While fossil fuels is expected to plateau in the 2040s before beginning a gradual decline, Wood Mackenzie predicts that the high capital costs of low-carbon technologies coupled with strong demand for energy, will require the continued use of oil and gas in the near term.
Wood Mackenzie says to meet climate targets there will be necessary that nations gathered at the COP29 meeting in Azerbaijan next month finalize Article 6 of the Paris Agreement. This section focuses on carbon markets and aims to establish a new climate finance goal to replace the previous annual target of $100 billion, which experts consider insufficient.

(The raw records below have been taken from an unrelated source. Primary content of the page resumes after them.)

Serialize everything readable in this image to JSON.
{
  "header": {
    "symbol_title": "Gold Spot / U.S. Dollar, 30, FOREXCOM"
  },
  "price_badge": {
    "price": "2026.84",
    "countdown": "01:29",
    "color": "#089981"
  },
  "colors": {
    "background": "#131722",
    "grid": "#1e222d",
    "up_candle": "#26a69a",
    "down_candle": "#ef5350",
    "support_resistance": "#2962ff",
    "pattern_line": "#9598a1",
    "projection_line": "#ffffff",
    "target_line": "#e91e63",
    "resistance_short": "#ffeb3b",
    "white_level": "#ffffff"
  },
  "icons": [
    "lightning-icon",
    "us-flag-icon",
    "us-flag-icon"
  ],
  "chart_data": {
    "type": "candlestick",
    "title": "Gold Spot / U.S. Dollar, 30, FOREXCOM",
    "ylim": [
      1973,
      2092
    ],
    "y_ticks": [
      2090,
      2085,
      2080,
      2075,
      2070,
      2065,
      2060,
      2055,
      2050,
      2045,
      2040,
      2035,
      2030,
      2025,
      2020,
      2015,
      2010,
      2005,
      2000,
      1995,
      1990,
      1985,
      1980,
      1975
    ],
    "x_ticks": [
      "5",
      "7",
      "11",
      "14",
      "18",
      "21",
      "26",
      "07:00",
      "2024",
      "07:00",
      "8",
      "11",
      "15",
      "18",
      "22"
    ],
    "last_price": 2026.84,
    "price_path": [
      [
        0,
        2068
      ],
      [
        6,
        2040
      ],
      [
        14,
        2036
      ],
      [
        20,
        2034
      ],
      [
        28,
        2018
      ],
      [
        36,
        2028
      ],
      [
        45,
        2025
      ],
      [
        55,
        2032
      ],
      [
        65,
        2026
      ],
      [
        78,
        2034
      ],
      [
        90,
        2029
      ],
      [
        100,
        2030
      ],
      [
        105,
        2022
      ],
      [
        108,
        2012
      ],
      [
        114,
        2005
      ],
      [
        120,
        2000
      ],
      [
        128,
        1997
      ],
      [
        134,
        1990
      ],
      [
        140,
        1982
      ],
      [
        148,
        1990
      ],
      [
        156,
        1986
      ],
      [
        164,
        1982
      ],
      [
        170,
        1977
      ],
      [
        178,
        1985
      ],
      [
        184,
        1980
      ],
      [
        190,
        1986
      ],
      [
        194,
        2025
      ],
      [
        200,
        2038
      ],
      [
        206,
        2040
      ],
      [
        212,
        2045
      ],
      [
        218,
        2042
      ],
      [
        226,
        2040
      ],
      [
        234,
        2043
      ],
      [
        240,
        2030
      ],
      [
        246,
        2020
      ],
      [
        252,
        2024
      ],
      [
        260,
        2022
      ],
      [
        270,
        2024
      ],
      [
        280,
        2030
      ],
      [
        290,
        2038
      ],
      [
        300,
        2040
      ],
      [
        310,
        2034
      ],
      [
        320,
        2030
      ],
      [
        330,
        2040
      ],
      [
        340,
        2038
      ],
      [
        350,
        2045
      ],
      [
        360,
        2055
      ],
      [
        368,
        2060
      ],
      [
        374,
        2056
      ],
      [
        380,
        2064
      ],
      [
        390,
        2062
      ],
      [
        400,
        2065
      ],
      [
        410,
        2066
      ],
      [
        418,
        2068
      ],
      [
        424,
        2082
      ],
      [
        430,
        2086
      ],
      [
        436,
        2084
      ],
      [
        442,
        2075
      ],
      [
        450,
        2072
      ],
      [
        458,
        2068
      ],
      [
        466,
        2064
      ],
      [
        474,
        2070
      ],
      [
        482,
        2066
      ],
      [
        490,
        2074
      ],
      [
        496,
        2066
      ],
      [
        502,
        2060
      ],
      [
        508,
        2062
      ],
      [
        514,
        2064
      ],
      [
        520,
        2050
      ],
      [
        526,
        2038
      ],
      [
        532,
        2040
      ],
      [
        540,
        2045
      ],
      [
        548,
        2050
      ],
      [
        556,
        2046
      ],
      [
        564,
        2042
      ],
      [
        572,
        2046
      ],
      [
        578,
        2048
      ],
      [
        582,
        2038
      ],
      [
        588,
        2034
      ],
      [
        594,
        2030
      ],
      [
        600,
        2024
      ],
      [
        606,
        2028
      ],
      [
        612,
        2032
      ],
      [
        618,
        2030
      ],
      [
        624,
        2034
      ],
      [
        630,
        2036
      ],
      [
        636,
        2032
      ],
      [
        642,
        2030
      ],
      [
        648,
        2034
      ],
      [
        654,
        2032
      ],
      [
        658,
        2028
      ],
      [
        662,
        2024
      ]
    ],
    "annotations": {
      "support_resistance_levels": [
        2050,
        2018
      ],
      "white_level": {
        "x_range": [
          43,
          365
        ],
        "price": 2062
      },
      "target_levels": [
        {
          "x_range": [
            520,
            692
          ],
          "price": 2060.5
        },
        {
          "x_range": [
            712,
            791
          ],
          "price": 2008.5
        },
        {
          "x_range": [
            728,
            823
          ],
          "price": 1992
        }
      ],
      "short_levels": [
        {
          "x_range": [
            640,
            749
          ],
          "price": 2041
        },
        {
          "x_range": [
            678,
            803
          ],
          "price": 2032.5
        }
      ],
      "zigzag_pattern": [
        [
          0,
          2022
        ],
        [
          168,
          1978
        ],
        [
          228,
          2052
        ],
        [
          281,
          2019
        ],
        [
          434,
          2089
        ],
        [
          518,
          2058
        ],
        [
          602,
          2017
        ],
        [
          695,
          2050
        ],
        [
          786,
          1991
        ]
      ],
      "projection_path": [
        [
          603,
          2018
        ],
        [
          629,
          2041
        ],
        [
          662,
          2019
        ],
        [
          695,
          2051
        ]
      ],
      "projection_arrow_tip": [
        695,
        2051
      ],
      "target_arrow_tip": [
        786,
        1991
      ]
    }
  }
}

The consultancy’s report echoes concerns included in a UN Environment Programme (UNEP) study released last week. The document says the next decade is crucial in the battle against climate change, adding that failing to act now will jeopardize any chance of limiting global warming to 1.5 degrees Celsius. According to the UN body, the current rate of climate action could lead to a catastrophic increase of 3.1 degrees Celsius this century.
“Either leaders bridge the emissions gap, or we plunge headlong into climate disaster, with the poorest and most vulnerable suffering the most,” Secretary General Antonio Guterres warned.
Even if all existing commitments to reduce emissions are fulfilled, global temperatures would still rise by 2.6 degrees Celsius above pre-industrial levels, experts agree.